The reported remarks are significant because they suggest private misgivings inside the leadership at odds with Tehran’s defiant public stance toward the protesters and the US.

The sources declined to say how Khamenei responded. Iran‘s Foreign Ministry did not immediately respond to a Reuters request for comment on this account of the meetings.

Multiple sources told Reuters last week that US President Donald Trump is weighing options against Iran that include targeted strikes on security forces and leaders to inspire protesters, even as Israeli and Arab officials said air power alone would not topple the clerical rulers.

PEOPLE ARE EXTREMELY ANGRY, SAYS FORMER OFFICIAL

Any such uprising in the wake of a US strike would stand in contrast to Iranians’ response to Israeli and US bombing attacks on Iran‘s nuclear program back in June, which was not followed by anti-government demonstrations.

But a former senior moderate official said the situation had changed since the crackdown in early January.

“People are extremely angry,” he said, adding a US attack could lead Iranians to rise up again. “The wall of fear has collapsed. There is no fear left.”

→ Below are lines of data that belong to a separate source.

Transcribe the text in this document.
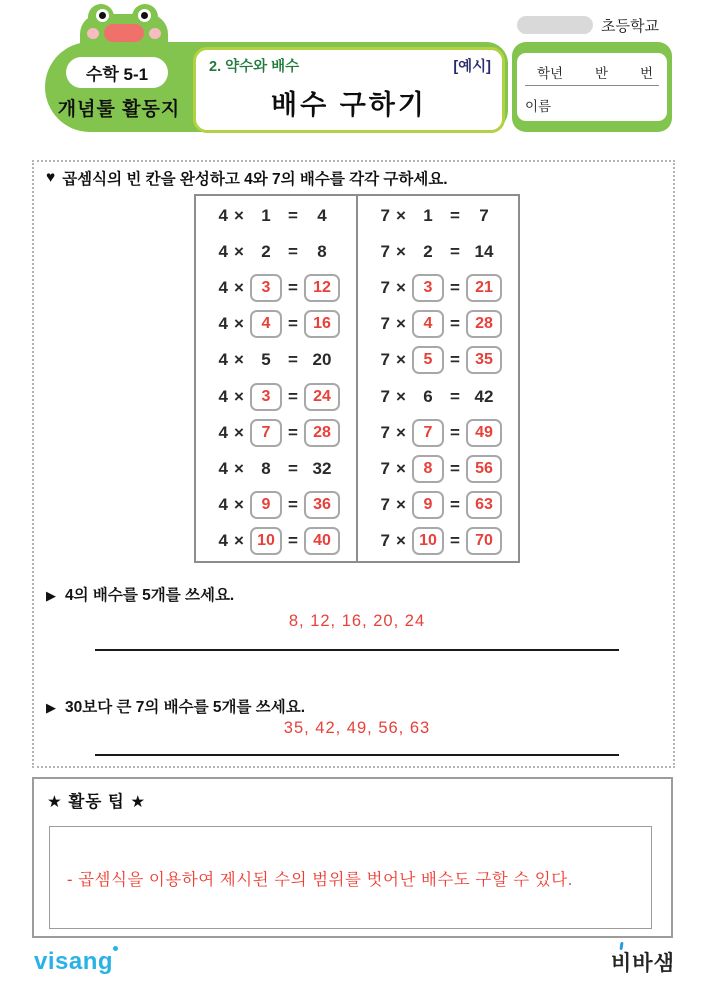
수학 5-1
개념툴 활동지
2. 약수와 배수	[예시]
배수 구하기
학년 반 번
이름
초등학교
♥ 곱셈식의 빈 칸을 완성하고 4와 7의 배수를 각각 구하세요.
4 ×	1	=	4
4 ×	2	=	8
4 ×	3	= 12
4 ×	4	= 16
4 ×	5	= 20
4 ×	3	= 24
4 ×	7	= 28
4 ×	8	= 32
4 ×	9	= 36
4 × 10 = 40
7 ×	1	=	7
7 ×	2	= 14
7 ×	3	= 21
7 ×	4	= 28
7 ×	5	= 35
7 ×	6	= 42
7 ×	7	= 49
7 ×	8	= 56
7 ×	9	= 63
7 × 10 = 70
▶ 4의 배수를 5개를 쓰세요.
8, 12, 16, 20, 24
▶ 30보다 큰 7의 배수를 5개를 쓰세요.
35, 42, 49, 56, 63
★ 활동 팁 ★
- 곱셈식을 이용하여 제시된 수의 범위를 벗어난 배수도 구할 수 있다.
visang	비바샘
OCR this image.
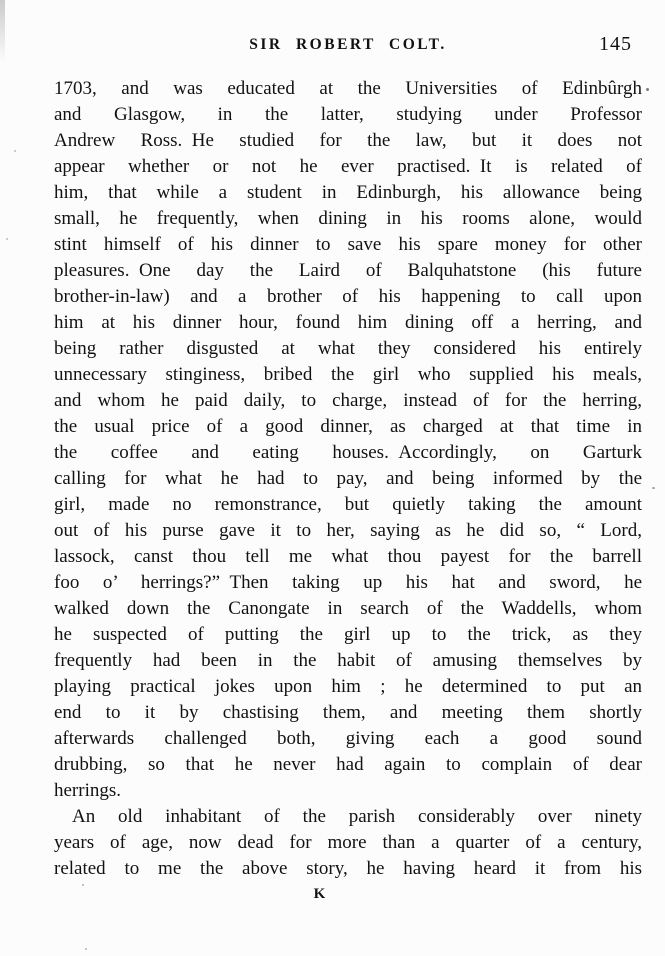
SIR ROBERT COLT.	145
1703, and was educated at the Universities of Edinbûrgh
and Glasgow, in the latter, studying under Professor
Andrew Ross. He studied for the law, but it does not
appear whether or not he ever practised. It is related of
him, that while a student in Edinburgh, his allowance being
small, he frequently, when dining in his rooms alone, would
stint himself of his dinner to save his spare money for other
pleasures. One day the Laird of Balquhatstone (his future
brother-in-law) and a brother of his happening to call upon
him at his dinner hour, found him dining off a herring, and
being rather disgusted at what they considered his entirely
unnecessary stinginess, bribed the girl who supplied his meals,
and whom he paid daily, to charge, instead of for the herring,
the usual price of a good dinner, as charged at that time in
the coffee and eating houses. Accordingly, on Garturk
calling for what he had to pay, and being informed by the
girl, made no remonstrance, but quietly taking the amount
out of his purse gave it to her, saying as he did so, “ Lord,
lassock, canst thou tell me what thou payest for the barrell
foo o’ herrings?” Then taking up his hat and sword, he
walked down the Canongate in search of the Waddells, whom
he suspected of putting the girl up to the trick, as they
frequently had been in the habit of amusing themselves by
playing practical jokes upon him ; he determined to put an
end to it by chastising them, and meeting them shortly
afterwards challenged both, giving each a good sound
drubbing, so that he never had again to complain of dear
herrings.
An old inhabitant of the parish considerably over ninety
years of age, now dead for more than a quarter of a century,
related to me the above story, he having heard it from his
K
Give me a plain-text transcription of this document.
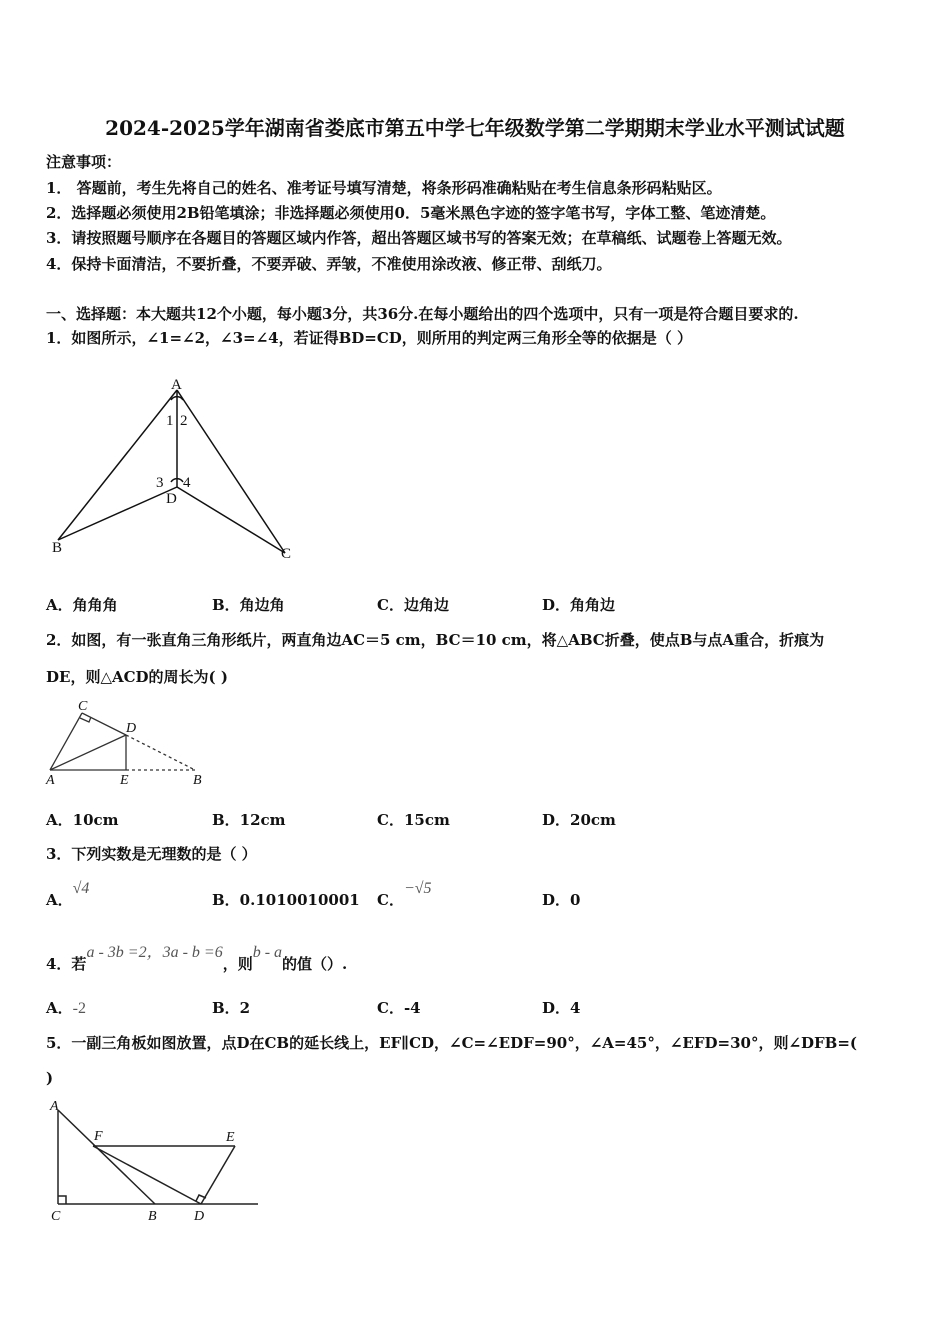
2024-2025学年湖南省娄底市第五中学七年级数学第二学期期末学业水平测试试题
注意事项：
1． 答题前，考生先将自己的姓名、准考证号填写清楚，将条形码准确粘贴在考生信息条形码粘贴区。
2．选择题必须使用2B铅笔填涂；非选择题必须使用0．5毫米黑色字迹的签字笔书写，字体工整、笔迹清楚。
3．请按照题号顺序在各题目的答题区域内作答，超出答题区域书写的答案无效；在草稿纸、试题卷上答题无效。
4．保持卡面清洁，不要折叠，不要弄破、弄皱，不准使用涂改液、修正带、刮纸刀。
一、选择题：本大题共12个小题，每小题3分，共36分.在每小题给出的四个选项中，只有一项是符合题目要求的.
1．如图所示，∠1=∠2，∠3=∠4，若证得BD=CD，则所用的判定两三角形全等的依据是（ ）
A
1 2
3 4
D
B	C
A．角角角	B．角边角	C．边角边	D．角角边
2．如图，有一张直角三角形纸片，两直角边AC＝5 cm，BC＝10 cm，将△ABC折叠，使点B与点A重合，折痕为
DE，则△ACD的周长为( )
C
D
A	E	B
A．10cm	B．12cm	C．15cm	D．20cm
3．下列实数是无理数的是（ ）
A．√4
B．0.1010010001 C．−√5
D．0
4．若a - 3b =2，3a - b =6，则b - a的值（）.
A．-2	B．2	C．-4	D．4
5．一副三角板如图放置，点D在CB的延长线上，EF∥CD，∠C=∠EDF=90°，∠A=45°，∠EFD=30°，则∠DFB=(
)
A
F	E
C	B	D
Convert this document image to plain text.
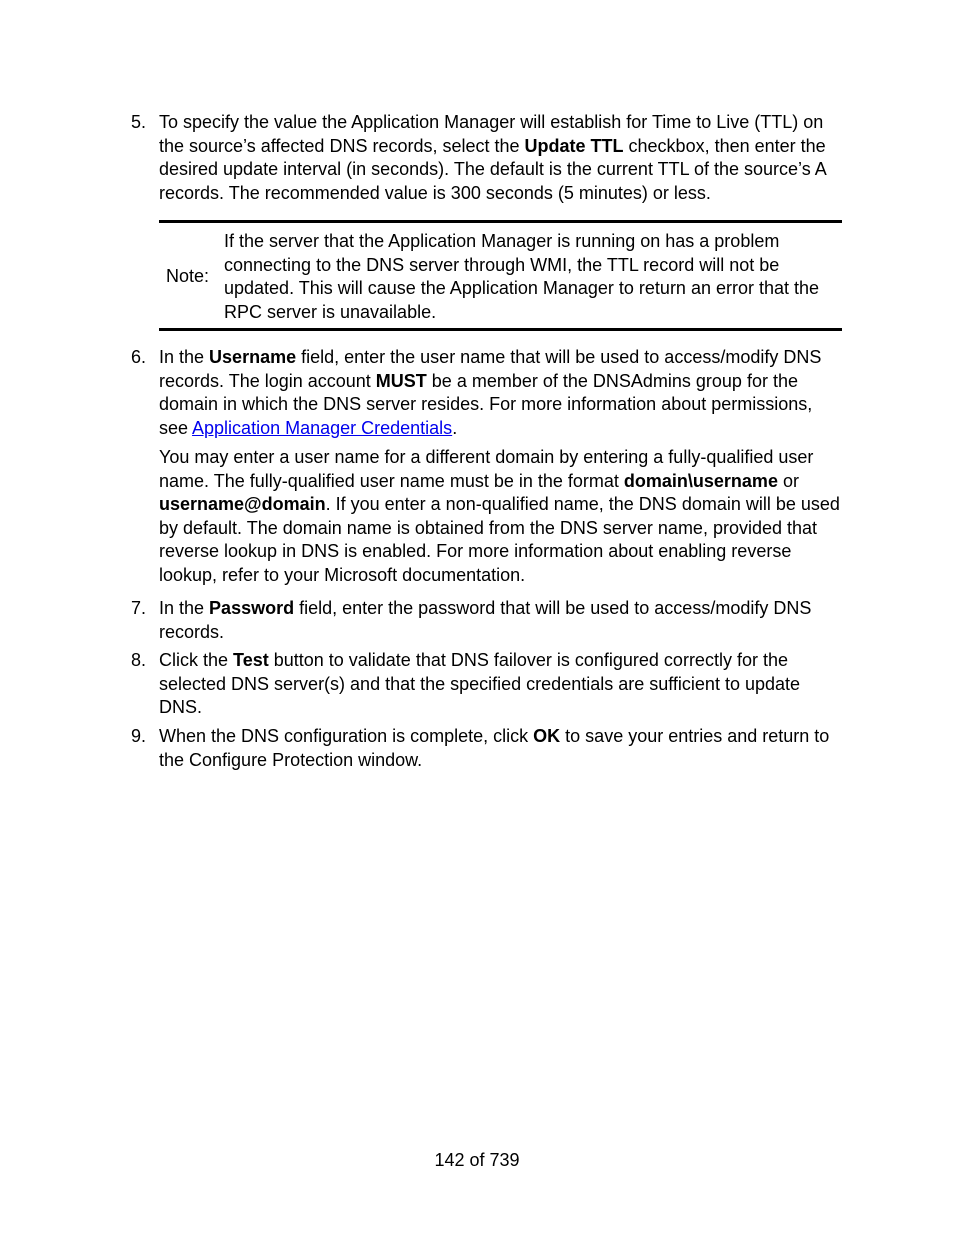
5. To specify the value the Application Manager will establish for Time to Live (TTL) on the source’s affected DNS records, select the Update TTL checkbox, then enter the desired update interval (in seconds). The default is the current TTL of the source’s A records. The recommended value is 300 seconds (5 minutes) or less.

Note:
If the server that the Application Manager is running on has a problem connecting to the DNS server through WMI, the TTL record will not be updated. This will cause the Application Manager to return an error that the RPC server is unavailable.
6. In the Username field, enter the user name that will be used to access/modify DNS records. The login account MUST be a member of the DNSAdmins group for the domain in which the DNS server resides. For more information about permissions, see Application Manager Credentials.

You may enter a user name for a different domain by entering a fully-qualified user name. The fully-qualified user name must be in the format domain\username or username@domain. If you enter a non-qualified name, the DNS domain will be used by default. The domain name is obtained from the DNS server name, provided that reverse lookup in DNS is enabled. For more information about enabling reverse lookup, refer to your Microsoft documentation.

7. In the Password field, enter the password that will be used to access/modify DNS records.

8. Click the Test button to validate that DNS failover is configured correctly for the selected DNS server(s) and that the specified credentials are sufficient to update DNS.

9. When the DNS configuration is complete, click OK to save your entries and return to the Configure Protection window.

142 of 739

Tensions between Tehran and Washington are running high. The arrival of a US aircraft carrier and supporting warships in the Middle East has expanded Trump’s ability to take military action if he so wishes, after repeatedly threatening intervention over Iran‘s bloody crackdown.

‘THE GAME IS OVER,’ SAYS FORMER PRIME MINISTER

Several opposition figures, who were part of the establishment before falling out with it, have warned the leadership that “boiling public anger” could result in a collapse of the Islamic system.

“The river of warm blood that was spilled on the cold month of January will not stop boiling until it changes the course of history,” former prime minister Mirhossein Mousavi, who has been under house arrest without trial since 2011, said in a statement published by the pro-reform Kalameh website.

“In what language should people say they do not want this system and do not believe your lies? Enough is enough. The game is over,’” Mousavi added in the statement.

During the early January protests, witnesses and rights groups said, security forces crushed demonstrations with lethal force, leaving thousands killed and many wounded. Tehran blamed the violence on “armed terrorists” linked to Israel and the US.

Trump stopped short of carrying out threats to intervene, but he has since demanded Iran make nuclear concessions. Both Tehran and Washington have signaled readiness to revive diplomacy over a long-running nuclear dispute.

SIMMERING ANGER, ‘DANGER OF BLOODSHED’

Analysts and insiders say that while the streets are quiet for now, deep-seated grievances have not gone away.

Public frustration has been simmering over economic decline, political repression, a widening gulf between rich and poor, and entrenched corruption that leaves many Iranians feeling trapped in a system offering neither relief nor a path forward.

“This may not be the end, but it is no longer just the beginning,” said Hossein Rassam, a London-based analyst.

If protests resume during mounting foreign pressure and security forces respond with force, the six current and former officials said they fear demonstrators would be bolder than in previous unrest, emboldened by experience and driven by a sense that they have little left to lose.

One of the officials told Reuters that while people were angrier than before, the establishment would use harsher methods against protesters if it was under US attack. He said the result would be a bloodbath.

Ordinary Iranians contacted by Reuters said they expected Iran‘s rulers to crack down hard on any further protests.

A Tehran resident whose 15-year-old son was killed in the protests on Jan. 9 said the demonstrators had merely sought a normal life, and had been answered “with bullets.”

“If America attacks, I will go back to the streets to take revenge for my son and the children this regime killed.”